In his latest Headliner column, pro audio executive Mike Dias profiles one of live sound’s most trusted monitor engineers, Kevin Glendinning, about his role supporting Lily Allen during her recent SNL performance.
Most great engineers will play SNL two or three times in their entire career. This was Glendinning’s 14th time walking into 30 Rock. What makes SNL extraordinary isn’t what you see on camera; it’s the invisible engine underneath it. The team nobody sees, but everybody depends on. Every organisation wants to become an institution – a legacy – but very few understand how that actually happens.
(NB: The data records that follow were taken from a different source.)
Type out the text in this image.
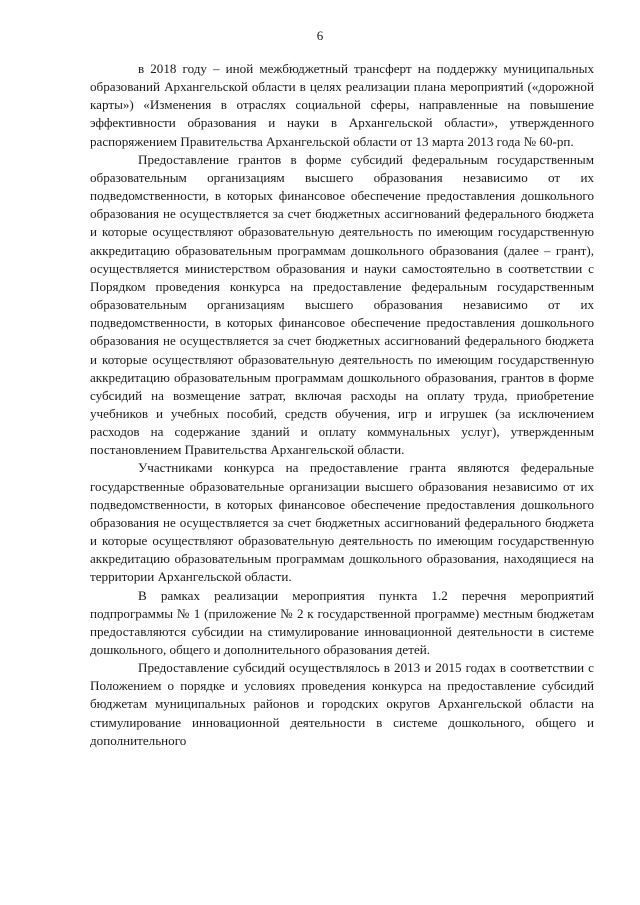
6

в 2018 году – иной межбюджетный трансферт на поддержку муниципальных образований Архангельской области в целях реализации плана мероприятий («дорожной карты») «Изменения в отраслях социальной сферы, направленные на повышение эффективности образования и науки в Архангельской области», утвержденного распоряжением Правительства Архангельской области от 13 марта 2013 года № 60-рп.

Предоставление грантов в форме субсидий федеральным государственным образовательным организациям высшего образования независимо от их подведомственности, в которых финансовое обеспечение предоставления дошкольного образования не осуществляется за счет бюджетных ассигнований федерального бюджета и которые осуществляют образовательную деятельность по имеющим государственную аккредитацию образовательным программам дошкольного образования (далее – грант), осуществляется министерством образования и науки самостоятельно в соответствии с Порядком проведения конкурса на предоставление федеральным государственным образовательным организациям высшего образования независимо от их подведомственности, в которых финансовое обеспечение предоставления дошкольного образования не осуществляется за счет бюджетных ассигнований федерального бюджета и которые осуществляют образовательную деятельность по имеющим государственную аккредитацию образовательным программам дошкольного образования, грантов в форме субсидий на возмещение затрат, включая расходы на оплату труда, приобретение учебников и учебных пособий, средств обучения, игр и игрушек (за исключением расходов на содержание зданий и оплату коммунальных услуг), утвержденным постановлением Правительства Архангельской области.

Участниками конкурса на предоставление гранта являются федеральные государственные образовательные организации высшего образования независимо от их подведомственности, в которых финансовое обеспечение предоставления дошкольного образования не осуществляется за счет бюджетных ассигнований федерального бюджета и которые осуществляют образовательную деятельность по имеющим государственную аккредитацию образовательным программам дошкольного образования, находящиеся на территории Архангельской области.

В рамках реализации мероприятия пункта 1.2 перечня мероприятий подпрограммы № 1 (приложение № 2 к государственной программе) местным бюджетам предоставляются субсидии на стимулирование инновационной деятельности в системе дошкольного, общего и дополнительного образования детей.

Предоставление субсидий осуществлялось в 2013 и 2015 годах в соответствии с Положением о порядке и условиях проведения конкурса на предоставление субсидий бюджетам муниципальных районов и городских округов Архангельской области на стимулирование инновационной деятельности в системе дошкольного, общего и дополнительного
Executives like to believe institutions are built through vision, talent, brand, or market dominance. But those are outcomes, not causes. The real engine is always the same: an indestructible team whose work is largely invisible but whose impact is non-negotiable.
If you want to understand how real team excellence works, don’t study Wall Street or Silicon Valley. Study the production crew inside Studio 8H at Saturday Night Live. They are the hidden operating system behind one of the longest-running shows in American history. And almost no one outside the building understands how powerful, disciplined, and culturally coherent that team truly is.
Naturally, I assumed the conversation would be about Glendinning – the skill, composure, and technical precision required to execute under true live-to-air pressure that many times. But that would have been a misplacement of credit; the narrative trap everyone falls into when they focus on talent instead of team.
Because the more Glendinning talks, the clearer it becomes that the real story wasn’t him at all – it was them. The team behind the curtain. The people whose names never trend.